Updated

President Obama is celebrating Father's Day a day late this year, after giving a nod to nontraditional fathers in his official proclamation.

Mr. Obama is joining leaders of fatherhood groups, women's organizations, the NFL Players Association and the National PTA, at an inner city arts and recreation campus, to launch a drive to promote responsible fatherhood and to re-engage absent fathers with their families.

His Father's Day proclamation said nurturing families come in many forms and children may be raised, "by a father and mother, a single father, two fathers, a step father, a grandfather or caring guardian." It's the first time "two fathers" has made that list. CBN writer David Brody says Mr. Obama is "running the risk of alienating networks of pastors and church goers."
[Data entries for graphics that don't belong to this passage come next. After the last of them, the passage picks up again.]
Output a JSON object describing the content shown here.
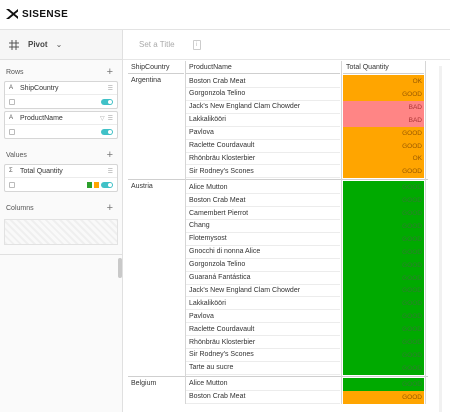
{
  "header": {
    "logo_text": "SISENSE"
  },
  "widget": {
    "type_label": "Pivot",
    "title_placeholder": "Set a Title",
    "info_icon": "i"
  },
  "panel": {
    "rows_label": "Rows",
    "values_label": "Values",
    "columns_label": "Columns",
    "rows_fields": [
      {
        "type": "A",
        "name": "ShipCountry"
      },
      {
        "type": "A",
        "name": "ProductName"
      }
    ],
    "values_fields": [
      {
        "type": "Σ",
        "name": "Total Quantity"
      }
    ],
    "colors": {
      "toggle": "#40c1c7",
      "cond_green": "#2ca02c",
      "cond_orange": "#ffa500"
    }
  },
  "pivot": {
    "headers": [
      "ShipCountry",
      "ProductName",
      "Total Quantity"
    ],
    "status_colors": {
      "OK": "#ffa500",
      "GOOD": "#ffa500",
      "BAD": "#ff8585",
      "GREEN": "#00aa00"
    },
    "groups": [
      {
        "country": "Argentina",
        "rows": [
          {
            "product": "Boston Crab Meat",
            "label": "OK",
            "color": "#ffa500"
          },
          {
            "product": "Gorgonzola Telino",
            "label": "GOOD",
            "color": "#ffa500"
          },
          {
            "product": "Jack's New England Clam Chowder",
            "label": "BAD",
            "color": "#ff8585"
          },
          {
            "product": "Lakkalikööri",
            "label": "BAD",
            "color": "#ff8585"
          },
          {
            "product": "Pavlova",
            "label": "GOOD",
            "color": "#ffa500"
          },
          {
            "product": "Raclette Courdavault",
            "label": "GOOD",
            "color": "#ffa500"
          },
          {
            "product": "Rhönbräu Klosterbier",
            "label": "OK",
            "color": "#ffa500"
          },
          {
            "product": "Sir Rodney's Scones",
            "label": "GOOD",
            "color": "#ffa500"
          }
        ]
      },
      {
        "country": "Austria",
        "rows": [
          {
            "product": "Alice Mutton",
            "label": "GOOD",
            "color": "#00aa00"
          },
          {
            "product": "Boston Crab Meat",
            "label": "GOOD",
            "color": "#00aa00"
          },
          {
            "product": "Camembert Pierrot",
            "label": "GOOD",
            "color": "#00aa00"
          },
          {
            "product": "Chang",
            "label": "GOOD",
            "color": "#00aa00"
          },
          {
            "product": "Flotemysost",
            "label": "GOOD",
            "color": "#00aa00"
          },
          {
            "product": "Gnocchi di nonna Alice",
            "label": "GOOD",
            "color": "#00aa00"
          },
          {
            "product": "Gorgonzola Telino",
            "label": "GOOD",
            "color": "#00aa00"
          },
          {
            "product": "Guaraná Fantástica",
            "label": "GOOD",
            "color": "#00aa00"
          },
          {
            "product": "Jack's New England Clam Chowder",
            "label": "GOOD",
            "color": "#00aa00"
          },
          {
            "product": "Lakkalikööri",
            "label": "GOOD",
            "color": "#00aa00"
          },
          {
            "product": "Pavlova",
            "label": "GOOD",
            "color": "#00aa00"
          },
          {
            "product": "Raclette Courdavault",
            "label": "GOOD",
            "color": "#00aa00"
          },
          {
            "product": "Rhönbräu Klosterbier",
            "label": "GOOD",
            "color": "#00aa00"
          },
          {
            "product": "Sir Rodney's Scones",
            "label": "GOOD",
            "color": "#00aa00"
          },
          {
            "product": "Tarte au sucre",
            "label": "GOOD",
            "color": "#00aa00"
          }
        ]
      },
      {
        "country": "Belgium",
        "rows": [
          {
            "product": "Alice Mutton",
            "label": "GOOD",
            "color": "#00aa00"
          },
          {
            "product": "Boston Crab Meat",
            "label": "GOOD",
            "color": "#ffa500"
          }
        ]
      }
    ]
  }
}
His proclamation also offers praise for "those parents serving in the United States Armed Forces" whose responsibilities separate them from their families. The President would add non-traditional families to the military community, by doing away with the "don't ask - don't tell" rule.

In today's speech, President Obama will stress the importance of being there. His prepared remarks include the observation "we can't legislate fatherhood...but what we can do is send a clear message to our fathers that there is no excuse for failing to meet their obligations."
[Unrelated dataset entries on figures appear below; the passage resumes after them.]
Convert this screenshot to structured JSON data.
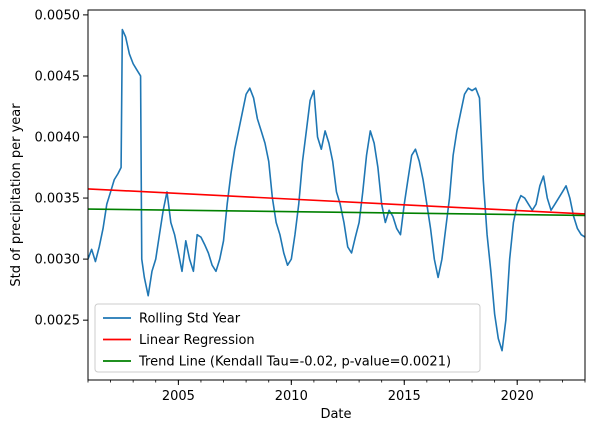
{
  "chart_data": {
    "type": "line",
    "title": "",
    "xlabel": "Date",
    "ylabel": "Std of precipitation per year",
    "xlim": [
      "2001-01-01",
      "2023-01-01"
    ],
    "ylim": [
      0.00201,
      0.00504
    ],
    "grid": false,
    "legend_position": "lower-left",
    "x_ticks_major": [
      "2005",
      "2010",
      "2015",
      "2020"
    ],
    "y_ticks": [
      "0.0025",
      "0.0030",
      "0.0035",
      "0.0040",
      "0.0045",
      "0.0050"
    ],
    "series": [
      {
        "name": "Rolling Std Year",
        "color": "#1f77b4",
        "x": [
          "2001-01-01",
          "2001-03-01",
          "2001-05-01",
          "2001-07-01",
          "2001-09-01",
          "2001-11-01",
          "2002-01-01",
          "2002-03-01",
          "2002-05-01",
          "2002-06-20",
          "2002-07-10",
          "2002-09-01",
          "2002-11-01",
          "2003-01-01",
          "2003-03-01",
          "2003-05-01",
          "2003-05-20",
          "2003-07-01",
          "2003-09-01",
          "2003-11-01",
          "2004-01-01",
          "2004-03-01",
          "2004-05-01",
          "2004-07-01",
          "2004-09-01",
          "2004-11-01",
          "2005-01-01",
          "2005-03-01",
          "2005-05-01",
          "2005-07-01",
          "2005-09-01",
          "2005-11-01",
          "2006-01-01",
          "2006-03-01",
          "2006-05-01",
          "2006-07-01",
          "2006-09-01",
          "2006-11-01",
          "2007-01-01",
          "2007-03-01",
          "2007-05-01",
          "2007-07-01",
          "2007-09-01",
          "2007-11-01",
          "2008-01-01",
          "2008-03-01",
          "2008-05-01",
          "2008-07-01",
          "2008-09-01",
          "2008-11-01",
          "2009-01-01",
          "2009-03-01",
          "2009-05-01",
          "2009-07-01",
          "2009-09-01",
          "2009-11-01",
          "2010-01-01",
          "2010-03-01",
          "2010-05-01",
          "2010-07-01",
          "2010-09-01",
          "2010-11-01",
          "2011-01-01",
          "2011-03-01",
          "2011-05-01",
          "2011-07-01",
          "2011-09-01",
          "2011-11-01",
          "2012-01-01",
          "2012-03-01",
          "2012-05-01",
          "2012-07-01",
          "2012-09-01",
          "2012-11-01",
          "2013-01-01",
          "2013-03-01",
          "2013-05-01",
          "2013-07-01",
          "2013-09-01",
          "2013-11-01",
          "2014-01-01",
          "2014-03-01",
          "2014-05-01",
          "2014-07-01",
          "2014-09-01",
          "2014-11-01",
          "2015-01-01",
          "2015-03-01",
          "2015-05-01",
          "2015-07-01",
          "2015-09-01",
          "2015-11-01",
          "2016-01-01",
          "2016-03-01",
          "2016-05-01",
          "2016-07-01",
          "2016-09-01",
          "2016-11-01",
          "2017-01-01",
          "2017-03-01",
          "2017-05-01",
          "2017-07-01",
          "2017-09-01",
          "2017-11-01",
          "2018-01-01",
          "2018-03-01",
          "2018-05-01",
          "2018-07-01",
          "2018-09-01",
          "2018-11-01",
          "2019-01-01",
          "2019-03-01",
          "2019-05-01",
          "2019-07-01",
          "2019-09-01",
          "2019-11-01",
          "2020-01-01",
          "2020-03-01",
          "2020-05-01",
          "2020-07-01",
          "2020-09-01",
          "2020-11-01",
          "2021-01-01",
          "2021-03-01",
          "2021-05-01",
          "2021-07-01",
          "2021-09-01",
          "2021-11-01",
          "2022-01-01",
          "2022-03-01",
          "2022-05-01",
          "2022-07-01",
          "2022-09-01",
          "2022-11-01",
          "2023-01-01"
        ],
        "y": [
          0.003,
          0.00308,
          0.00298,
          0.0031,
          0.00325,
          0.00345,
          0.00355,
          0.00365,
          0.0037,
          0.00375,
          0.00488,
          0.00482,
          0.00468,
          0.0046,
          0.00455,
          0.0045,
          0.003,
          0.00285,
          0.0027,
          0.0029,
          0.003,
          0.0032,
          0.0034,
          0.00355,
          0.0033,
          0.0032,
          0.00305,
          0.0029,
          0.00315,
          0.003,
          0.0029,
          0.0032,
          0.00318,
          0.00312,
          0.00305,
          0.00295,
          0.0029,
          0.003,
          0.00315,
          0.00345,
          0.0037,
          0.0039,
          0.00405,
          0.0042,
          0.00435,
          0.0044,
          0.00432,
          0.00415,
          0.00405,
          0.00395,
          0.0038,
          0.0035,
          0.0033,
          0.0032,
          0.00305,
          0.00295,
          0.003,
          0.0032,
          0.00345,
          0.0038,
          0.00405,
          0.0043,
          0.00438,
          0.004,
          0.0039,
          0.00405,
          0.00395,
          0.0038,
          0.00355,
          0.00345,
          0.0033,
          0.0031,
          0.00305,
          0.00318,
          0.0033,
          0.00355,
          0.00385,
          0.00405,
          0.00395,
          0.00375,
          0.00345,
          0.0033,
          0.0034,
          0.00335,
          0.00325,
          0.0032,
          0.00345,
          0.00365,
          0.00385,
          0.0039,
          0.0038,
          0.00365,
          0.00345,
          0.00325,
          0.003,
          0.00285,
          0.003,
          0.00325,
          0.0035,
          0.00385,
          0.00405,
          0.0042,
          0.00435,
          0.0044,
          0.00438,
          0.0044,
          0.00432,
          0.00365,
          0.0032,
          0.0029,
          0.00255,
          0.00235,
          0.00225,
          0.0025,
          0.003,
          0.0033,
          0.00345,
          0.00352,
          0.0035,
          0.00345,
          0.0034,
          0.00345,
          0.0036,
          0.00368,
          0.0035,
          0.0034,
          0.00345,
          0.0035,
          0.00355,
          0.0036,
          0.0035,
          0.00335,
          0.00325,
          0.0032,
          0.00318
        ]
      },
      {
        "name": "Linear Regression",
        "color": "#ff0000",
        "x": [
          "2001-01-01",
          "2023-01-01"
        ],
        "y": [
          0.003575,
          0.00337
        ]
      },
      {
        "name": "Trend Line (Kendall Tau=-0.02, p-value=0.0021)",
        "color": "#008000",
        "x": [
          "2001-01-01",
          "2023-01-01"
        ],
        "y": [
          0.00341,
          0.003358
        ]
      }
    ]
  }
}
Last year, the President called on American men to be better fathers than his own. Barack Hussein Obama Sr. left a family in Kenya to get his schooling in the United States. He started another family here, then left his second wife when the future president was 2, to return to Africa.

Mr. Obama said he was raised by a "heroic mom and wonderful grandparents" but that, he said, "doesn't mean that I didn't feel my father's absence. That's something that leaves a hole in a child's heart that a government can't fill."
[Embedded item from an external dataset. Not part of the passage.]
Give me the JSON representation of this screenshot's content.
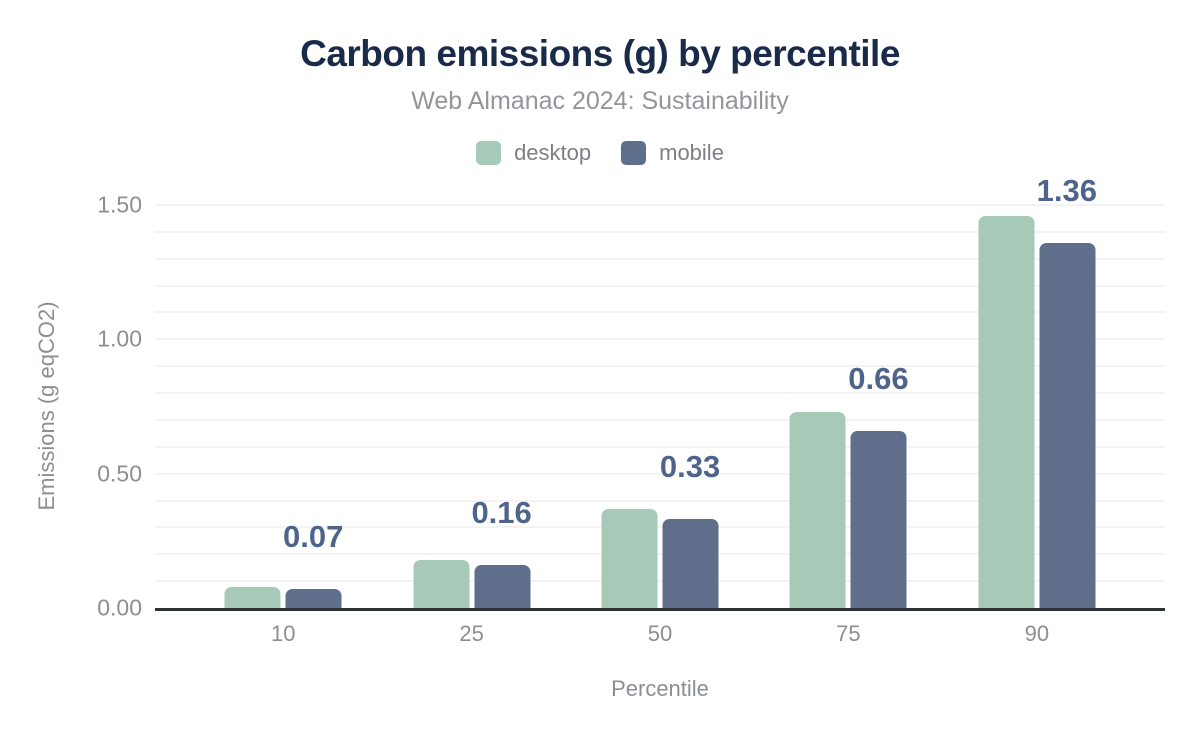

Despite the consuming pressures of being leader of the free world, Mr. Obama says his most challenging and fulfilling job is being Malia and Sasha's father. It's also a job he says he's made plenty of mistakes at, observing "I've lost count of all the time when the demands of work have taken me from the duties of fatherhood."

The seeds of today's event were planted during the 2008 campaign, when then Senator Obama told a group at a Chicago church, "Too many fathers are MIA. Too many fathers are AWOL." He said "-- we know the damage that that does to our families...Children who grow up without fathers are more likely to drop out of school and wind up in prison. They're more likely to have substance abuse problems, run away from home, and become teenage parents themselves."